CHAPTER XXI JAMES WHEATON MAKES A COMPUTATION

Porter's vacation was not altogether wasted. As he lounged about and philosophized to the Bostonians on Western business conditions, his restless mind took hold of a new project. It was suggested to him by the inquiries of a Boston banker, who owned a considerable amount of Clarkson Traction bonds and stock which he was anxious to sell. Porter gave a discouraging account of the company, whose history he knew thoroughly. The Traction Company had been organized in the boom days and its stock had been inflated in keeping with the prevailing spirit of the time. It was first equipped with the cable system in deference to the Clarkson hills, but later the company made the introduction of the trolley an excuse for a reorganization of its finances with an even more generous inflation.
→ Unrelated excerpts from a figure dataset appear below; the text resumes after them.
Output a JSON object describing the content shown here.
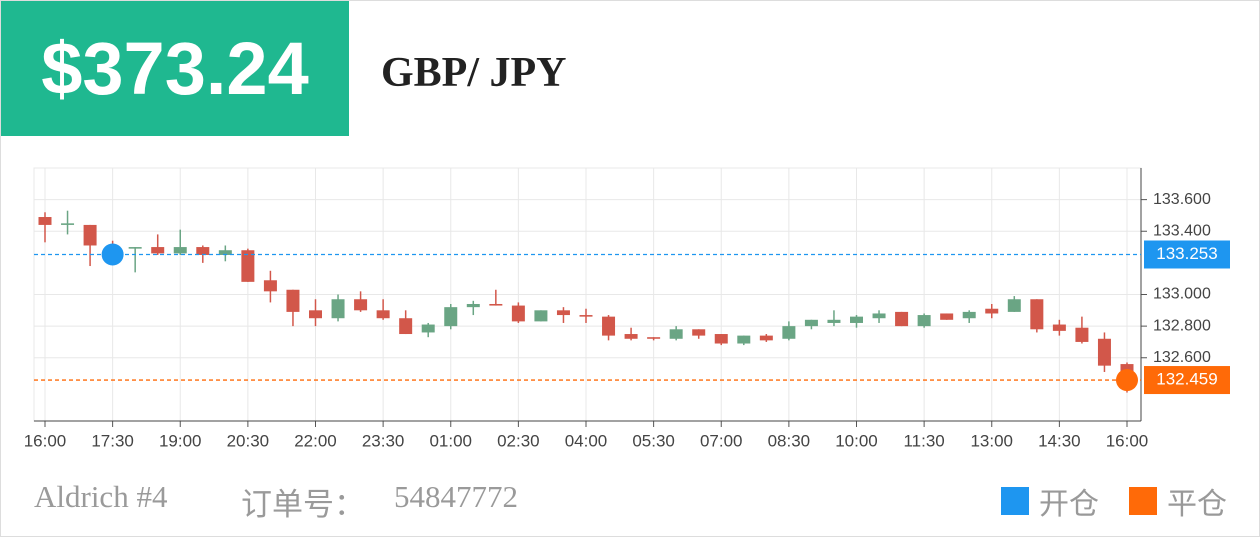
{
  "header": {
    "price": "$373.24",
    "pair": "GBP/ JPY"
  },
  "footer": {
    "name": "Aldrich #4",
    "order_label": "订单号：",
    "order_number": "54847772"
  },
  "chart_data": {
    "type": "candlestick",
    "categories": [
      "16:00",
      null,
      null,
      "17:30",
      null,
      null,
      "19:00",
      null,
      null,
      "20:30",
      null,
      null,
      "22:00",
      null,
      null,
      "23:30",
      null,
      null,
      "01:00",
      null,
      null,
      "02:30",
      null,
      null,
      "04:00",
      null,
      null,
      "05:30",
      null,
      null,
      "07:00",
      null,
      null,
      "08:30",
      null,
      null,
      "10:00",
      null,
      null,
      "11:30",
      null,
      null,
      "13:00",
      null,
      null,
      "14:30",
      null,
      null,
      "16:00"
    ],
    "open": [
      133.49,
      133.44,
      133.44,
      133.28,
      133.29,
      133.3,
      133.26,
      133.3,
      133.25,
      133.28,
      133.09,
      133.03,
      132.9,
      132.85,
      132.97,
      132.9,
      132.85,
      132.76,
      132.8,
      132.92,
      132.94,
      132.93,
      132.83,
      132.9,
      132.87,
      132.86,
      132.75,
      132.73,
      132.72,
      132.78,
      132.75,
      132.69,
      132.74,
      132.72,
      132.8,
      132.82,
      132.82,
      132.85,
      132.89,
      132.8,
      132.88,
      132.85,
      132.91,
      132.89,
      132.97,
      132.81,
      132.79,
      132.72,
      132.56
    ],
    "high": [
      133.52,
      133.53,
      133.44,
      133.34,
      133.3,
      133.38,
      133.41,
      133.31,
      133.31,
      133.29,
      133.15,
      133.03,
      132.97,
      133.0,
      133.02,
      132.97,
      132.9,
      132.82,
      132.94,
      132.96,
      133.03,
      132.95,
      132.9,
      132.92,
      132.91,
      132.87,
      132.79,
      132.73,
      132.8,
      132.78,
      132.75,
      132.74,
      132.75,
      132.83,
      132.84,
      132.9,
      132.87,
      132.9,
      132.89,
      132.88,
      132.88,
      132.9,
      132.94,
      132.99,
      132.97,
      132.84,
      132.86,
      132.76,
      132.57
    ],
    "low": [
      133.33,
      133.38,
      133.18,
      133.19,
      133.14,
      133.25,
      133.25,
      133.2,
      133.21,
      133.08,
      132.95,
      132.8,
      132.8,
      132.83,
      132.89,
      132.84,
      132.75,
      132.73,
      132.78,
      132.87,
      132.93,
      132.82,
      132.83,
      132.82,
      132.82,
      132.71,
      132.71,
      132.71,
      132.71,
      132.72,
      132.68,
      132.68,
      132.7,
      132.71,
      132.78,
      132.8,
      132.79,
      132.82,
      132.8,
      132.79,
      132.84,
      132.82,
      132.85,
      132.89,
      132.76,
      132.74,
      132.69,
      132.51,
      132.38
    ],
    "close": [
      133.44,
      133.45,
      133.31,
      133.25,
      133.3,
      133.26,
      133.3,
      133.25,
      133.28,
      133.08,
      133.02,
      132.89,
      132.85,
      132.97,
      132.9,
      132.85,
      132.75,
      132.81,
      132.92,
      132.94,
      132.93,
      132.83,
      132.9,
      132.87,
      132.86,
      132.74,
      132.72,
      132.72,
      132.78,
      132.74,
      132.69,
      132.74,
      132.71,
      132.8,
      132.84,
      132.84,
      132.86,
      132.88,
      132.8,
      132.87,
      132.84,
      132.89,
      132.88,
      132.97,
      132.78,
      132.77,
      132.7,
      132.55,
      132.46
    ],
    "up_color": "#6aa584",
    "down_color": "#d2574a",
    "ylim": [
      132.2,
      133.8
    ],
    "yticks": [
      {
        "value": 132.6,
        "label": "132.600"
      },
      {
        "value": 132.8,
        "label": "132.800"
      },
      {
        "value": 133.0,
        "label": "133.000"
      },
      {
        "value": 133.4,
        "label": "133.400"
      },
      {
        "value": 133.6,
        "label": "133.600"
      }
    ],
    "grid": true,
    "markers": [
      {
        "name": "开仓",
        "value": 133.253,
        "index": 3,
        "color": "#1e96f0"
      },
      {
        "name": "平仓",
        "value": 132.459,
        "index": 48,
        "color": "#ff6a08"
      }
    ]
  }
}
The panic then descended and wrought a diminution of revenue; the company was unable to make the repairs which constantly became necessary, and the local management fell into the hands of a series of corrupt directorates.
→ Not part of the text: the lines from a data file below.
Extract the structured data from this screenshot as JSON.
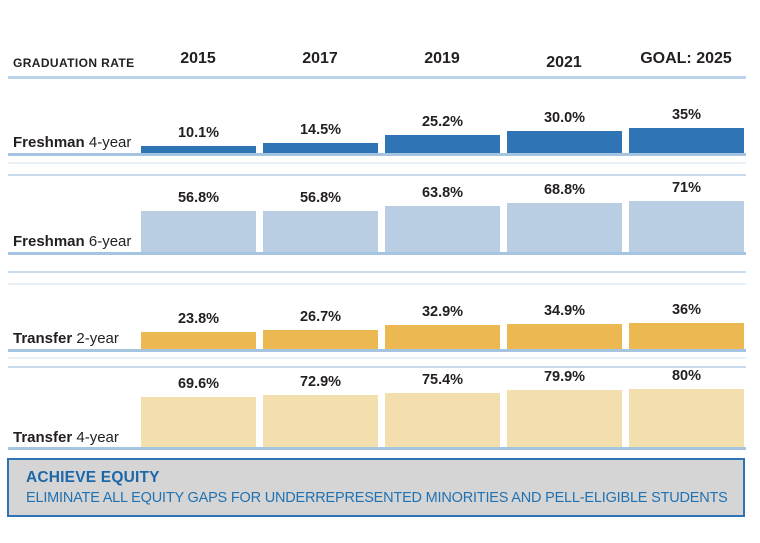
{
  "header": {
    "title": "GRADUATION RATE",
    "columns": [
      "2015",
      "2017",
      "2019",
      "2021",
      "GOAL: 2025"
    ]
  },
  "chart_data": {
    "type": "bar",
    "title": "GRADUATION RATE",
    "categories": [
      "2015",
      "2017",
      "2019",
      "2021",
      "GOAL: 2025"
    ],
    "value_suffix": "%",
    "ylim": [
      0,
      100
    ],
    "grid": false,
    "legend": false,
    "layout_hint": "four stacked single-series bar rows, value labels above bars, category years in shared header",
    "series": [
      {
        "group": "Freshman",
        "term": "4-year",
        "color": "#2F75B5",
        "values": [
          10.1,
          14.5,
          25.2,
          30.0,
          35
        ],
        "labels": [
          "10.1%",
          "14.5%",
          "25.2%",
          "30.0%",
          "35%"
        ]
      },
      {
        "group": "Freshman",
        "term": "6-year",
        "color": "#B9CEE3",
        "values": [
          56.8,
          56.8,
          63.8,
          68.8,
          71
        ],
        "labels": [
          "56.8%",
          "56.8%",
          "63.8%",
          "68.8%",
          "71%"
        ]
      },
      {
        "group": "Transfer",
        "term": "2-year",
        "color": "#ECB852",
        "values": [
          23.8,
          26.7,
          32.9,
          34.9,
          36
        ],
        "labels": [
          "23.8%",
          "26.7%",
          "32.9%",
          "34.9%",
          "36%"
        ]
      },
      {
        "group": "Transfer",
        "term": "4-year",
        "color": "#F3DEAD",
        "values": [
          69.6,
          72.9,
          75.4,
          79.9,
          80
        ],
        "labels": [
          "69.6%",
          "72.9%",
          "75.4%",
          "79.9%",
          "80%"
        ]
      }
    ]
  },
  "banner": {
    "title": "ACHIEVE EQUITY",
    "subtitle": "ELIMINATE ALL EQUITY GAPS FOR UNDERREPRESENTED MINORITIES AND PELL-ELIGIBLE STUDENTS"
  },
  "colors": {
    "dark_blue": "#2F75B5",
    "light_blue": "#B9CEE3",
    "gold": "#ECB852",
    "light_gold": "#F3DEAD",
    "rule_blue": "#A5C4E0",
    "separator_blue": "#C7DBED",
    "banner_bg": "#D5D5D5",
    "banner_border": "#2E74B5",
    "banner_text": "#1C67A9",
    "text_dark": "#231F20"
  }
}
There had been much litigation, and some of the Eastern bondholders had threatened a receivership; but the local stockholders made plausible excuses for the default of interest when approached amicably, and when menaced grew insolent and promised trouble if an attempt were made to deprive them of power. A secretary and a treasurer under one administration had connived to appropriate a large share of the daily cash receipts, and before they left the office they destroyed or concealed the books and records of the company. The effect of this was to create a mystery as to the distribution of the bonds and the stock. When Porter came home from his summer vacation, the newspapers were demanding that steps be taken to declare the Traction franchise forfeit. But the franchise had been renewed lately and had twenty years to run. This extension had been procured by the element in control, and the foreign bondholders, biding their time, were glad to avail themselves of the political skill of the local officers.
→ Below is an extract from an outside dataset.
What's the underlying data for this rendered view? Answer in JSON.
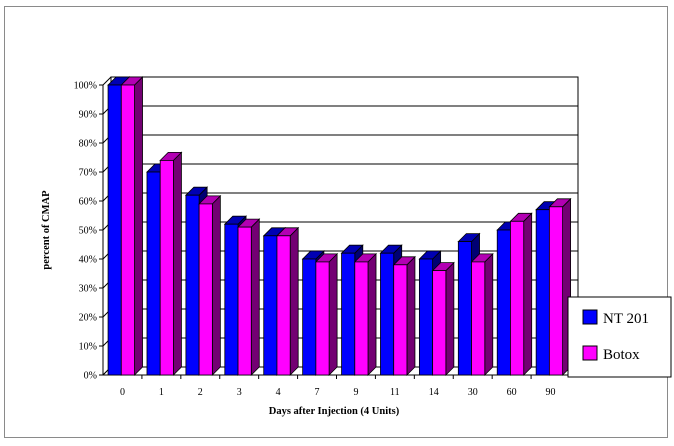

Porter had been casually asked by his Boston friend whether there was any local market for the stock or bonds; and he had answered that there was not; that the holders of shares in Clarkson kept what they had because they could no longer sell to one another and that they were only waiting for the larger outside bondholders and shareholders to assert themselves. Porter had ridden down to Boston with his brother banker and when they parted it was with an understanding that the Bostonian was to collect for Porter the Clarkson Traction securities that were held by New England banks, a considerable amount, as Porter knew; and he went home with a well-formed plan of buying the control of the company. Times were improving and he had faith in Clarkson's future; he did not believe in it so noisily as Timothy Margrave did; but he knew the resources of the tributary country, and he had, what all successful business men must have, an alert imagination.